We revisit, in an original and challenging perspective, the problem of testing the null hypothesis that the mode of a directional signal is equal to a given value. Motivated by a real data example where the signal is weak, we consider this problem under asymptotic scenarios for which the signal strength goes to zero at an arbitrary rate n. Both under the null and the alternative, we focus on rotationally symmetric distributions. We show that, while they are asymptotically equivalent under fixed signal strength, the classical Wald and Watson tests exhibit very different (null and non-null) behaviours when the signal becomes arbitrarily weak. To fully characterize how challenging the problem is as a function of n, we adopt a Le Cam, convergence-of-statistical-experiments, point of view and show that the resulting limiting experiments crucially depend on n. In the light of these results, the Watson test is shown to be adaptively rate-consistent and essentially adaptively Le Cam optimal. Throughout, our theoretical findings are illustrated via Monte-Carlo simulations. The practical relevance of our results is also shown on the real data example that motivated the present work.

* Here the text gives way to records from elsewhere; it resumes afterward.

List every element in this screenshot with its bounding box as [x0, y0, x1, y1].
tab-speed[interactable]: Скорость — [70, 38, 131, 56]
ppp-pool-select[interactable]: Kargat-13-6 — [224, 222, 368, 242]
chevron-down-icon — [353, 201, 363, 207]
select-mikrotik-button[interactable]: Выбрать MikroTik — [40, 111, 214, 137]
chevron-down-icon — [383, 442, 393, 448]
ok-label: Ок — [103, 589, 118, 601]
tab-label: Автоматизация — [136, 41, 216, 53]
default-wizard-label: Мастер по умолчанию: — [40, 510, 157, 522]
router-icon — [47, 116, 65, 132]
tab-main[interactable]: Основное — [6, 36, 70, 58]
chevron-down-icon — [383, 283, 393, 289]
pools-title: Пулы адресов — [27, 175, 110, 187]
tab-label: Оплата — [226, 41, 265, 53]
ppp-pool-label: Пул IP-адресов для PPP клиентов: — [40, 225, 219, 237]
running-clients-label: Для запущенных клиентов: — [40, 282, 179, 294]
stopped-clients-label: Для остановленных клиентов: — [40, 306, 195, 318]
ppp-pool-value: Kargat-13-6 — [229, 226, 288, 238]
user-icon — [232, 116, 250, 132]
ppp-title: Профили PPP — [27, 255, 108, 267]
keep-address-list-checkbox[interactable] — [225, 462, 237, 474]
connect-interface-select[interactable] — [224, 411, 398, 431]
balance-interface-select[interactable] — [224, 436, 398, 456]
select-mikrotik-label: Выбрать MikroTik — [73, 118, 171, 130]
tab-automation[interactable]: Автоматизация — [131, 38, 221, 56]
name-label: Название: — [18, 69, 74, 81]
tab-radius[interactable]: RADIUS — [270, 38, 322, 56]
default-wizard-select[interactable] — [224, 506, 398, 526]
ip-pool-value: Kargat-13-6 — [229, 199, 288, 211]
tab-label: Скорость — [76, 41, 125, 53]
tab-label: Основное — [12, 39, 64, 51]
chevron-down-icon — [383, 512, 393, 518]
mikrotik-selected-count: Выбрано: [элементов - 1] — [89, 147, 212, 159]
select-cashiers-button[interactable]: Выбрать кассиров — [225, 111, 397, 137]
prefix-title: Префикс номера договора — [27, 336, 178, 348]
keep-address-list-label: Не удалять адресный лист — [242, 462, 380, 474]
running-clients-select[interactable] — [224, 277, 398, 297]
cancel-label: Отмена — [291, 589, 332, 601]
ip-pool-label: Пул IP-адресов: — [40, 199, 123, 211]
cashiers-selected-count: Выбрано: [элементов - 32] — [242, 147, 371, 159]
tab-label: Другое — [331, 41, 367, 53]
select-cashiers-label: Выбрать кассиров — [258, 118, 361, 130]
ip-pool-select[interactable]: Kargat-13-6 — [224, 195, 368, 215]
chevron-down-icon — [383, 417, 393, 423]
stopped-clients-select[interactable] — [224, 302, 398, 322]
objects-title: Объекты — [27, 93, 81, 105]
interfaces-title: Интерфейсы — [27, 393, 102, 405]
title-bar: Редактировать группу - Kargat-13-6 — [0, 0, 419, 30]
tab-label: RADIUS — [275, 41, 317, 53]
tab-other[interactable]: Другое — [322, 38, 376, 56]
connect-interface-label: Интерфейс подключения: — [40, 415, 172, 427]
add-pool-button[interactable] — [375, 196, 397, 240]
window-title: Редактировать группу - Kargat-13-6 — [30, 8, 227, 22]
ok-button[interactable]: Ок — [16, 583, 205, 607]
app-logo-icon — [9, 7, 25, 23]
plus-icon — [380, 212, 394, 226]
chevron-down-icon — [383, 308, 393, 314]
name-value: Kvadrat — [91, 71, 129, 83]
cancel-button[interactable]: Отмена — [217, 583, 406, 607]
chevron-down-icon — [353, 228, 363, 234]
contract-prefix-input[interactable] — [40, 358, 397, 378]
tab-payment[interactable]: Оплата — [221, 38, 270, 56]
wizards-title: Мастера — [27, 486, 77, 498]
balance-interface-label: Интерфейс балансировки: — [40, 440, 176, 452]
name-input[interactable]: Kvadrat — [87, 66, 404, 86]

The seminar is followed by a reception.

## Skewness-Based Projection Pursuit" by Prof. Nicola Loperfido

Prof. Nicola Loperfido

Urbino, Italy

Tuesday , January 24, 2017 , 12h30

Room V1 , Krijgslaan 281-S9, Campus Sterre, 9000 Gent

### Abstract:

Projection pursuit is a multivariate statistical technique aimed at finding interesting low-dimensional data projections. More precisely, it looks for the data projection which maximizes the projection pursuit index, that is a measure of its interestingness. Skewness, that is the third standardized cumulant, has some merits as a projection pursuit index. First, skewness is a valid projection pursuit index. Second, all distributions which are deemed uninteresting in the projection pursuit literature are symmetric. Third, for some distributions, projections maximizing skewness have a simple parametric interpretation. Finally, skewness is a mathematical concept with a simple graphical interpretation, and projection pursuit aims at making the most of visual perception as a tool for discovering data patterns. The talk will illustrate skewness-based projection pursuit from both the theoretical and the applied point of view.